Remember, it’s important to maintain a positive reputation, both internally and externally, and these experiences should register as part of your company branding.
“Often, candidates highlight in their feedback that clients who make them feel part of the team can help subdue feelings of isolation. Being invited to the office, to socials, etc., is a great way of ensuring good team dynamic.” Sarah, Consultant
Cultural acceptance is also a great way to prop-up productivity. No contractor is going to feel inspired to work hard if they’ve been treated with disdain or simply ignored.
You can help new employees feel included by being proactive, introducing them to other colleagues, training them in aspects like company values, and inviting them to company socials.
Also, language is powerful. Think about your communication style and avoid dismissive language that may make a worker feel isolated or undervalued. This ensures that personal resentments won’t build - replacing a worker mid-project is never ideal.
4) Identify and communicate project KPIs.
Senior candidates will often need less guidance during the onboarding process; their experience in the field means they tend to be more intuitive and proactive about projects.
In contrast, junior candidates, while tasks may be simpler, are more likely to need reassurance and support to compensate for their growing experience.
Either way, project KPIs and their expected timeframes should be communicated clearly. By doing so, employers resist becoming frustrated, and contractors avoid any confusion.
It’s important to remember that temporary contractors may be entering a project mid-way, and it may take time to orientate themselves. While it’s good to encourage productivity, patience on the employer's side is also encouraged.
5) Offer roadmap clarity.
Throughout a project, it’s easy to become lost between the trees. That’s why, just like end goals, as mentioned above, clarity on roadmaps and milestones is useful to identify at the onboarding stage.
While projects are subject to change during the process, road mapping equates to steady communication.
Introducing them to essential stakeholders will enable any bumps in the road to be sorted out at speed without compromising the project or inter-work relationships, and this can be organised as a series of introductory calls or in-person meetings.
In the long run, you can provide routine check-ins to ensure tasks stay on track. As TalentLyft demonstates below, having a clear understanding, which may be represnted by a visual, list, or other, of the onboarding process is really valuable.
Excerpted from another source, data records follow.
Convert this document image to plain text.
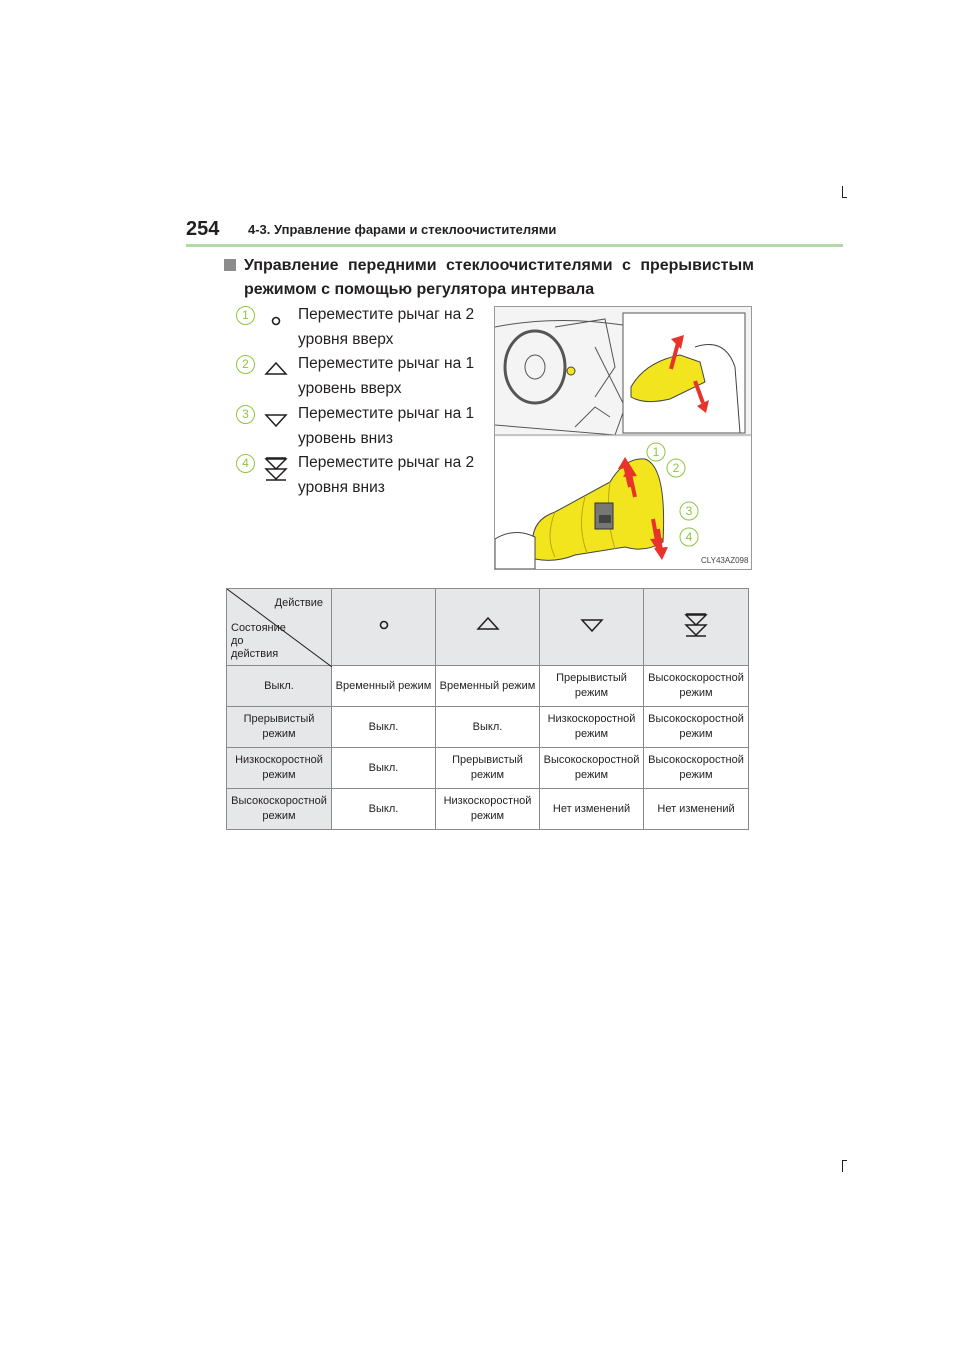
254 4-3. Управление фарами и стеклоочистителями
Управление передними стеклоочистителями с прерывистым режимом с помощью регулятора интервала
1	Переместите рычаг на 2 уровня вверх
2	Переместите рычаг на 1 уровень вверх
3	Переместите рычаг на 1 уровень вниз
4	Переместите рычаг на 2 уровня вниз
1
2
3
4
CLY43AZ098
Действие
Состояние до действия

Выкл.	Временный режим	Временный режим	Прерывистый режим	Высокоскоростной режим
Прерывистый режим	Выкл.	Выкл.	Низкоскоростной режим	Высокоскоростной режим
Низкоскоростной режим	Выкл.	Прерывистый режим	Высокоскоростной режим	Высокоскоростной режим
Высокоскоростной режим	Выкл.	Низкоскоростной режим	Нет изменений	Нет изменений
6) Use an experienced recruiter as a bridge.
Onboarding temporary staff can feature lots of unique challenges, as mentioned above. One way to not only onboard contingent workers but discover them in the first place is to use an experienced recruiter like Freshminds.
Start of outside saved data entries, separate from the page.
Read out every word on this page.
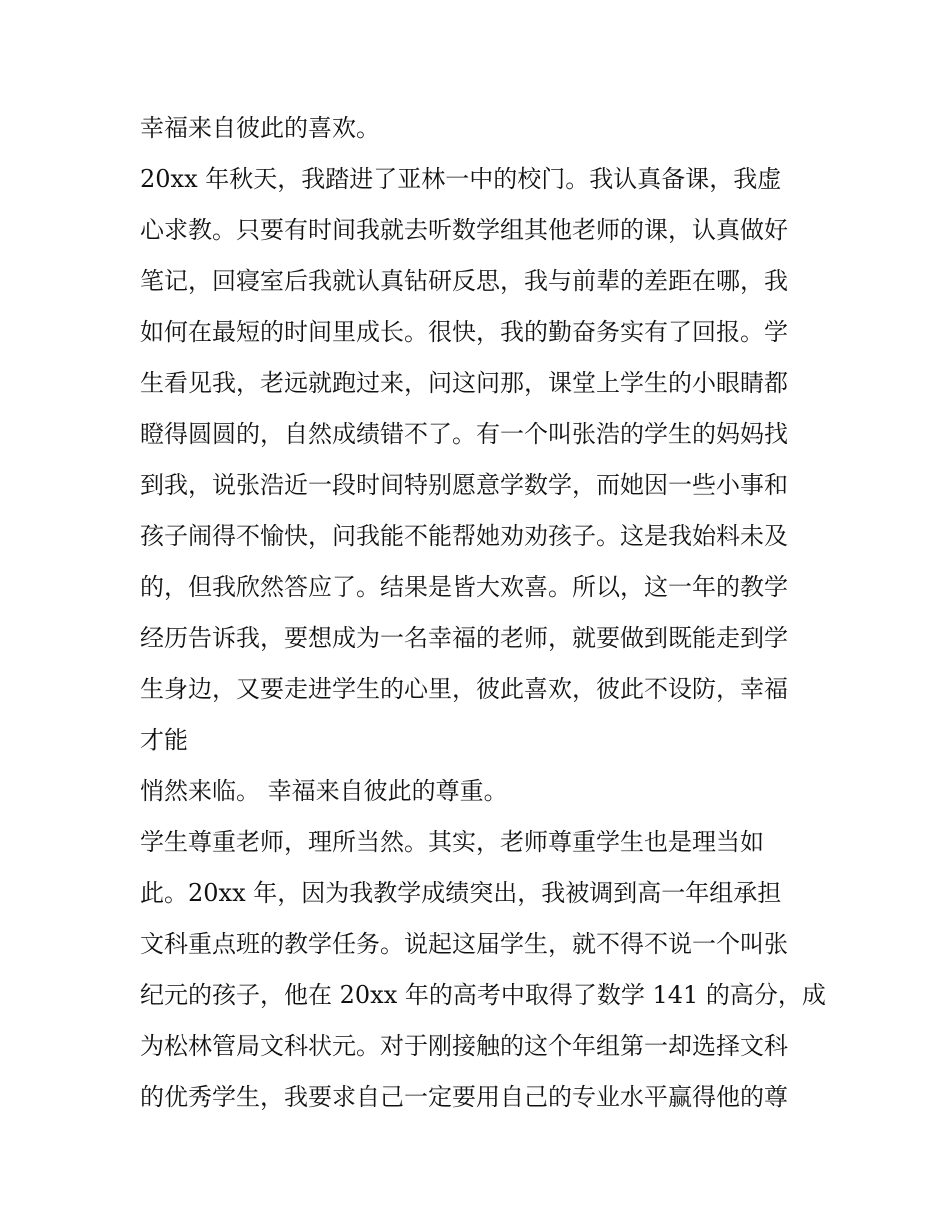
幸福来自彼此的喜欢。
20xx 年秋天，我踏进了亚林一中的校门。我认真备课，我虚
心求教。只要有时间我就去听数学组其他老师的课，认真做好
笔记，回寝室后我就认真钻研反思，我与前辈的差距在哪，我
如何在最短的时间里成长。很快，我的勤奋务实有了回报。学
生看见我，老远就跑过来，问这问那，课堂上学生的小眼睛都
瞪得圆圆的，自然成绩错不了。有一个叫张浩的学生的妈妈找
到我，说张浩近一段时间特别愿意学数学，而她因一些小事和
孩子闹得不愉快，问我能不能帮她劝劝孩子。这是我始料未及
的，但我欣然答应了。结果是皆大欢喜。所以，这一年的教学
经历告诉我，要想成为一名幸福的老师，就要做到既能走到学
生身边，又要走进学生的心里，彼此喜欢，彼此不设防，幸福
才能
悄然来临。 幸福来自彼此的尊重。
学生尊重老师，理所当然。其实，老师尊重学生也是理当如
此。20xx 年，因为我教学成绩突出，我被调到高一年组承担
文科重点班的教学任务。说起这届学生，就不得不说一个叫张
纪元的孩子，他在 20xx 年的高考中取得了数学 141 的高分，成
为松林管局文科状元。对于刚接触的这个年组第一却选择文科
的优秀学生，我要求自己一定要用自己的专业水平赢得他的尊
We can help smooth over the onboarding process by:
Engage in a briefing call with you to capture the core essence of a role
Ensure candidates have practical skills (E.G., python knowledge)
Judge personality fits, as well as soft skills
Provide a positive and organic introduction to your organisation
Ensure practicalities like day rate and project length is agreed-upon
Support the contract-signing stage
Help you and the candidate through a temp-to-perm process if needed
As specialists in interim work, we know the temporal restraints many businesses are under. However, if the wrong candidate is chosen, this can undermine the entire project.
That’s why we ensure a dual focus; high-quality, senior candidates delivered through a fast and efficient process.